1. Dow notified the EPA on 12/27/96 of substantial risk to their platinum catalyst used in making breast implants. Manufacturing proprietary documents list chloroplatinic acid as an ingredient in mammary implant material formulation.
2. Oxidized platinum is one of the most allergenic substances and potent sensitizers known to man.
3. Given the hypersensitivity, toxicity, and biological reactivity of oxidized forms of platinum, any amount may be too much.
4. With oxidized platinum a major toxicologic issue is immunogenicity, where absolute amounts have little significance in the development of allergic and immune disorders.
5. A "safe" dose of oxidized platinum is unknown.
6. Both Mentor and Inamed (now Allergan) submitted unpublished data regarding platinum at the 2005 FDA advisory meeting on brand new implants never implanted in the human body.
7. Significant amounts of platinum are now being found in the urine of children born to women with silicone gel-filled breast implants (abstract submitted to the American Chemical Society Meeting, 2005). Platinum was found in the breast milk of six samples from breast implanted women. Cisplatin research has found platinum in breast milk from chemotherapy patients and it is known to cross the blood brain barrier.

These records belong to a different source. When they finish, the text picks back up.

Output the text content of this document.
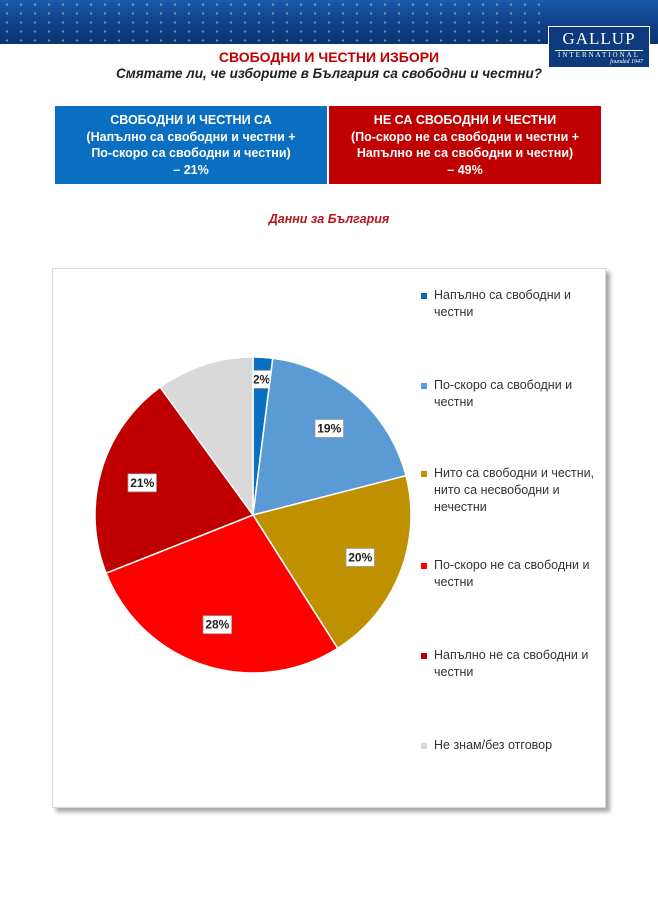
GALLUP
INTERNATIONAL
founded 1947
СВОБОДНИ И ЧЕСТНИ ИЗБОРИ
Смятате ли, че изборите в България са свободни и честни?
СВОБОДНИ И ЧЕСТНИ СА
(Напълно са свободни и честни +
По-скоро са свободни и честни)
– 21%
НЕ СА СВОБОДНИ И ЧЕСТНИ
(По-скоро не са свободни и честни +
Напълно не са свободни и честни)
– 49%
Данни за България
2%
19%
20%
28%
21%
Напълно са свободни и честни
По-скоро са свободни и честни
Нито са свободни и честни, нито са несвободни и нечестни
По-скоро не са свободни и честни
Напълно не са свободни и честни
Не знам/без отговор
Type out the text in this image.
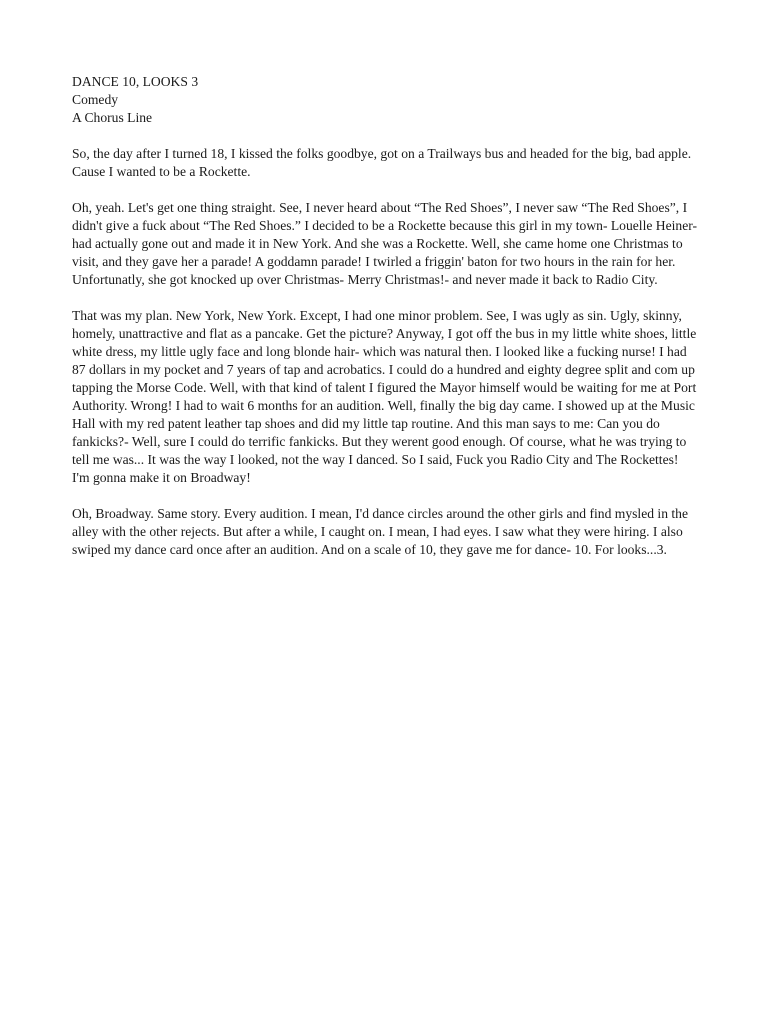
DANCE 10, LOOKS 3
Comedy
A Chorus Line

So, the day after I turned 18, I kissed the folks goodbye, got on a Trailways bus and headed for the big, bad apple. Cause I wanted to be a Rockette.

Oh, yeah. Let's get one thing straight. See, I never heard about “The Red Shoes”, I never saw “The Red Shoes”, I didn't give a fuck about “The Red Shoes.” I decided to be a Rockette because this girl in my town- Louelle Heiner- had actually gone out and made it in New York. And she was a Rockette. Well, she came home one Christmas to visit, and they gave her a parade! A goddamn parade! I twirled a friggin' baton for two hours in the rain for her. Unfortunatly, she got knocked up over Christmas- Merry Christmas!- and never made it back to Radio City.

That was my plan. New York, New York. Except, I had one minor problem. See, I was ugly as sin. Ugly, skinny, homely, unattractive and flat as a pancake. Get the picture? Anyway, I got off the bus in my little white shoes, little white dress, my little ugly face and long blonde hair- which was natural then. I looked like a fucking nurse! I had 87 dollars in my pocket and 7 years of tap and acrobatics. I could do a hundred and eighty degree split and com up tapping the Morse Code. Well, with that kind of talent I figured the Mayor himself would be waiting for me at Port Authority. Wrong! I had to wait 6 months for an audition. Well, finally the big day came. I showed up at the Music Hall with my red patent leather tap shoes and did my little tap routine. And this man says to me: Can you do fankicks?- Well, sure I could do terrific fankicks. But they werent good enough. Of course, what he was trying to tell me was... It was the way I looked, not the way I danced. So I said, Fuck you Radio City and The Rockettes! I'm gonna make it on Broadway!

Oh, Broadway. Same story. Every audition. I mean, I'd dance circles around the other girls and find mysled in the alley with the other rejects. But after a while, I caught on. I mean, I had eyes. I saw what they were hiring. I also swiped my dance card once after an audition. And on a scale of 10, they gave me for dance- 10. For looks...3.
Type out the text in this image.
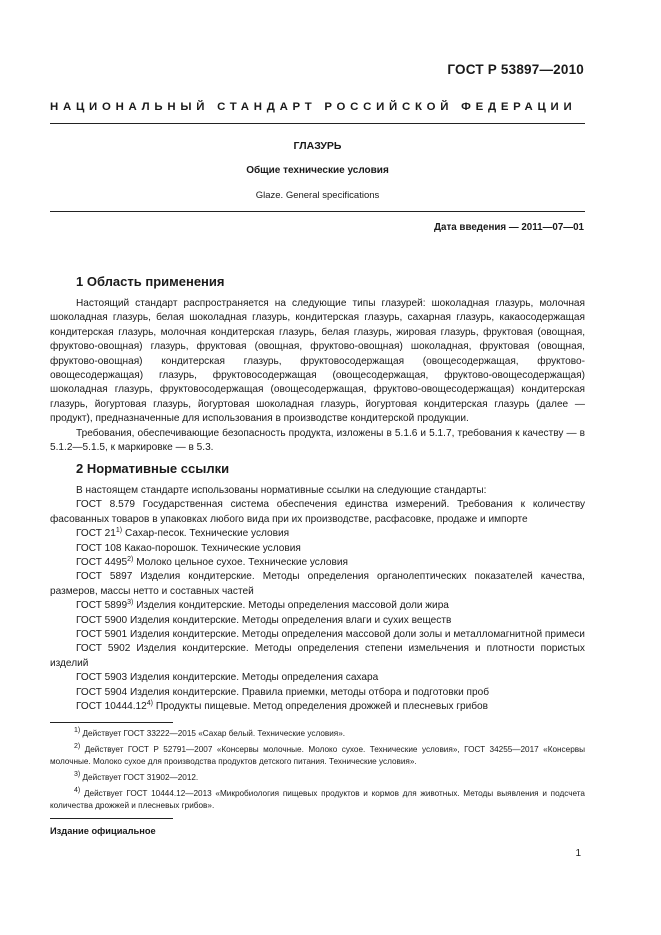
ГОСТ Р 53897—2010
НАЦИОНАЛЬНЫЙ СТАНДАРТ РОССИЙСКОЙ ФЕДЕРАЦИИ
ГЛАЗУРЬ
Общие технические условия
Glaze. General specifications
Дата введения — 2011—07—01
1 Область применения

Настоящий стандарт распространяется на следующие типы глазурей: шоколадная глазурь, молочная шоколадная глазурь, белая шоколадная глазурь, кондитерская глазурь, сахарная глазурь, какаосодержащая кондитерская глазурь, молочная кондитерская глазурь, белая глазурь, жировая глазурь, фруктовая (овощная, фруктово-овощная) глазурь, фруктовая (овощная, фруктово-овощная) шоколадная, фруктовая (овощная, фруктово-овощная) кондитерская глазурь, фруктовосодержащая (овощесодержащая, фруктово-овощесодержащая) глазурь, фруктовосодержащая (овощесодержащая, фруктово-овощесодержащая) шоколадная глазурь, фруктовосодержащая (овощесодержащая, фруктово-овощесодержащая) кондитерская глазурь, йогуртовая глазурь, йогуртовая шоколадная глазурь, йогуртовая кондитерская глазурь (далее — продукт), предназначенные для использования в производстве кондитерской продукции.

Требования, обеспечивающие безопасность продукта, изложены в 5.1.6 и 5.1.7, требования к качеству — в 5.1.2—5.1.5, к маркировке — в 5.3.

2 Нормативные ссылки

В настоящем стандарте использованы нормативные ссылки на следующие стандарты:

ГОСТ 8.579 Государственная система обеспечения единства измерений. Требования к количеству фасованных товаров в упаковках любого вида при их производстве, расфасовке, продаже и импорте

ГОСТ 21$^{1)}$ Сахар-песок. Технические условия

ГОСТ 108 Какао-порошок. Технические условия

ГОСТ 4495$^{2)}$ Молоко цельное сухое. Технические условия

ГОСТ 5897 Изделия кондитерские. Методы определения органолептических показателей качества, размеров, массы нетто и составных частей

ГОСТ 5899$^{3)}$ Изделия кондитерские. Методы определения массовой доли жира

ГОСТ 5900 Изделия кондитерские. Методы определения влаги и сухих веществ

ГОСТ 5901 Изделия кондитерские. Методы определения массовой доли золы и металломагнитной примеси

ГОСТ 5902 Изделия кондитерские. Методы определения степени измельчения и плотности пористых изделий

ГОСТ 5903 Изделия кондитерские. Методы определения сахара

ГОСТ 5904 Изделия кондитерские. Правила приемки, методы отбора и подготовки проб

ГОСТ 10444.12$^{4)}$ Продукты пищевые. Метод определения дрожжей и плесневых грибов

$^{1)}$ Действует ГОСТ 33222—2015 «Сахар белый. Технические условия».

$^{2)}$ Действует ГОСТ Р 52791—2007 «Консервы молочные. Молоко сухое. Технические условия», ГОСТ 34255—2017 «Консервы молочные. Молоко сухое для производства продуктов детского питания. Технические условия».

$^{3)}$ Действует ГОСТ 31902—2012.

$^{4)}$ Действует ГОСТ 10444.12—2013 «Микробиология пищевых продуктов и кормов для животных. Методы выявления и подсчета количества дрожжей и плесневых грибов».

Издание официальное
1
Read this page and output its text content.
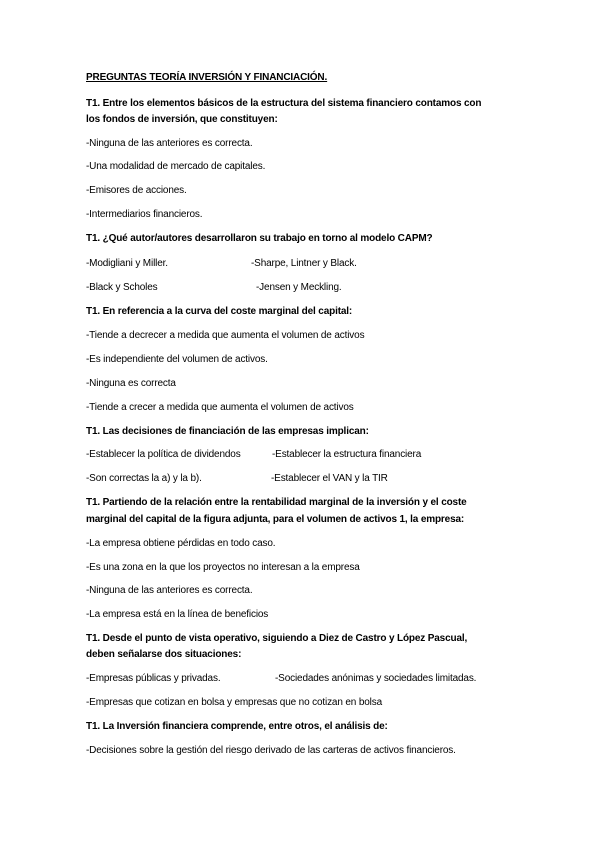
PREGUNTAS TEORÍA INVERSIÓN Y FINANCIACIÓN.
T1. Entre los elementos básicos de la estructura del sistema financiero contamos con
los fondos de inversión, que constituyen:
-Ninguna de las anteriores es correcta.
-Una modalidad de mercado de capitales.
-Emisores de acciones.
-Intermediarios financieros.
T1. ¿Qué autor/autores desarrollaron su trabajo en torno al modelo CAPM?
-Modigliani y Miller.	-Sharpe, Lintner y Black.
-Black y Scholes	-Jensen y Meckling.
T1. En referencia a la curva del coste marginal del capital:
-Tiende a decrecer a medida que aumenta el volumen de activos
-Es independiente del volumen de activos.
-Ninguna es correcta
-Tiende a crecer a medida que aumenta el volumen de activos
T1. Las decisiones de financiación de las empresas implican:
-Establecer la política de dividendos	-Establecer la estructura financiera
-Son correctas la a) y la b).	-Establecer el VAN y la TIR
T1. Partiendo de la relación entre la rentabilidad marginal de la inversión y el coste
marginal del capital de la figura adjunta, para el volumen de activos 1, la empresa:
-La empresa obtiene pérdidas en todo caso.
-Es una zona en la que los proyectos no interesan a la empresa
-Ninguna de las anteriores es correcta.
-La empresa está en la línea de beneficios
T1. Desde el punto de vista operativo, siguiendo a Diez de Castro y López Pascual,
deben señalarse dos situaciones:
-Empresas públicas y privadas.	-Sociedades anónimas y sociedades limitadas.
-Empresas que cotizan en bolsa y empresas que no cotizan en bolsa
T1. La Inversión financiera comprende, entre otros, el análisis de:
-Decisiones sobre la gestión del riesgo derivado de las carteras de activos financieros.
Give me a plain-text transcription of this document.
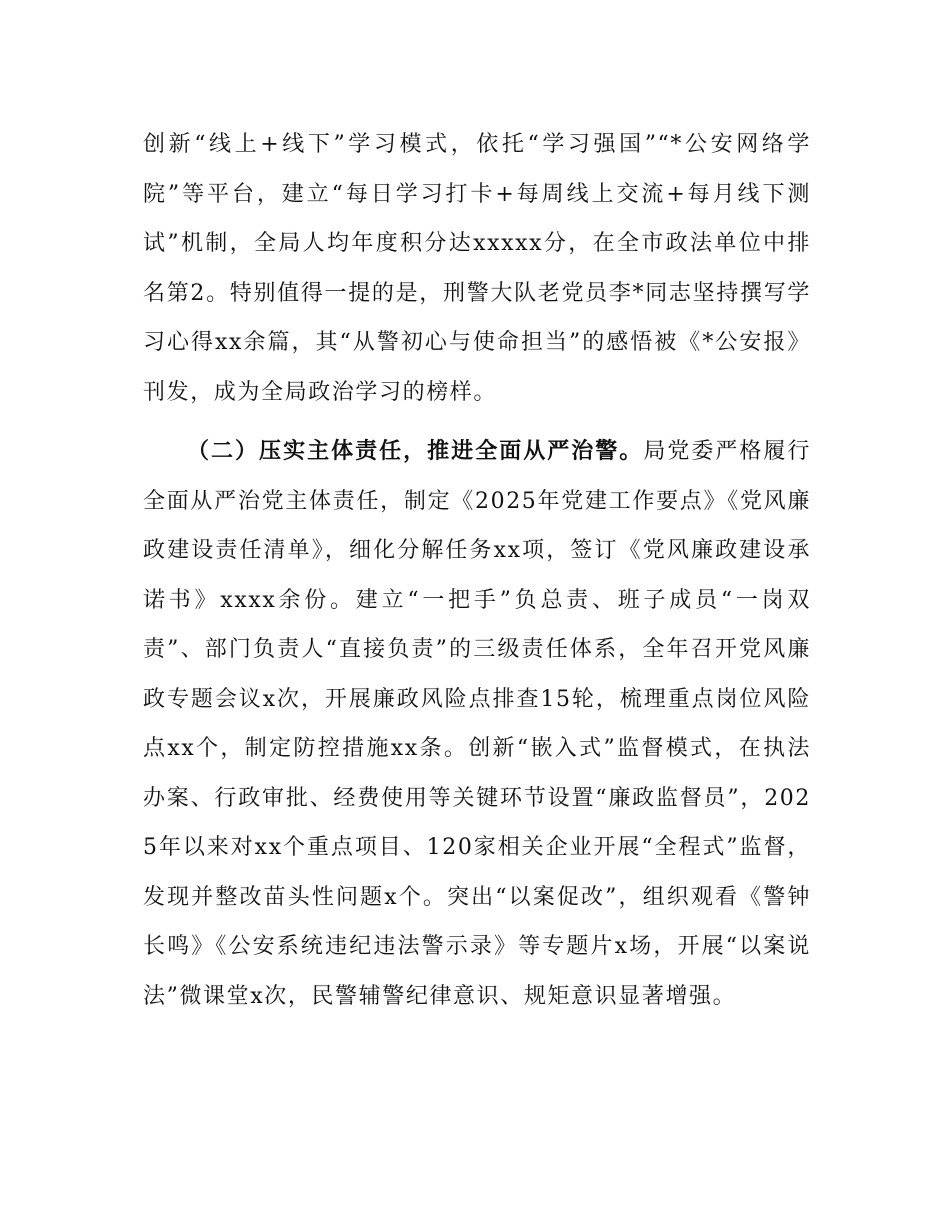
创新“线上+线下”学习模式，依托“学习强国”“*公安网络学院”等平台，建立“每日学习打卡+每周线上交流+每月线下测试”机制，全局人均年度积分达xxxxx分，在全市政法单位中排名第2。特别值得一提的是，刑警大队老党员李*同志坚持撰写学习心得xx余篇，其“从警初心与使命担当”的感悟被《*公安报》刊发，成为全局政治学习的榜样。

（二）压实主体责任，推进全面从严治警。局党委严格履行全面从严治党主体责任，制定《2025年党建工作要点》《党风廉政建设责任清单》，细化分解任务xx项，签订《党风廉政建设承诺书》xxxx余份。建立“一把手”负总责、班子成员“一岗双责”、部门负责人“直接负责”的三级责任体系，全年召开党风廉政专题会议x次，开展廉政风险点排查15轮，梳理重点岗位风险点xx个，制定防控措施xx条。创新“嵌入式”监督模式，在执法办案、行政审批、经费使用等关键环节设置“廉政监督员”，2025年以来对xx个重点项目、120家相关企业开展“全程式”监督，发现并整改苗头性问题x个。突出“以案促改”，组织观看《警钟长鸣》《公安系统违纪违法警示录》等专题片x场，开展“以案说法”微课堂x次，民警辅警纪律意识、规矩意识显著增强。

In conclusion, the FDA should stay the approvable letters for silicone gel-filled breast implants, for the above reasons, until a well controlled scientific study measuring platinum levels in implants removed from the human body, fluids (including breast milk), and tissues is completed by the manufacturers of implants or by government agencies. FDA admits that implants contain platinum and before approval is given, the toxicological significance of this platinum must be determined to the developing fetus.

Women can never make an informed decision on the amount of risk they are willing to take to their health and that of their unborn children, unless the research is done. Why is the FDA considering approving a non life-saving device that has the potential to leak significant amounts of a heavy metal into their bodies, brain, and fluids without adequate research? Could the influence of this billion dollar breast implant industry be more important than the health of women and children?

The undersigned certifies that, to the best knowledge and belief of the undersigned, this petition includes all information and views on which the petition relies, and that it includes representative data and information known to the petitioner that are unfavorable to the petition.

Marlene Keeling, President

Chemically Associated Neurological Disorders

P. O. Box 682633

Houston, Texas 77268-2633

281/444-0662

281/444-5468 FAX

United States District Court Northern District of Alabama "Protective Order Regarding Platinum Discovery" Silicone Gel Breast Implant Products Liability. February 1995.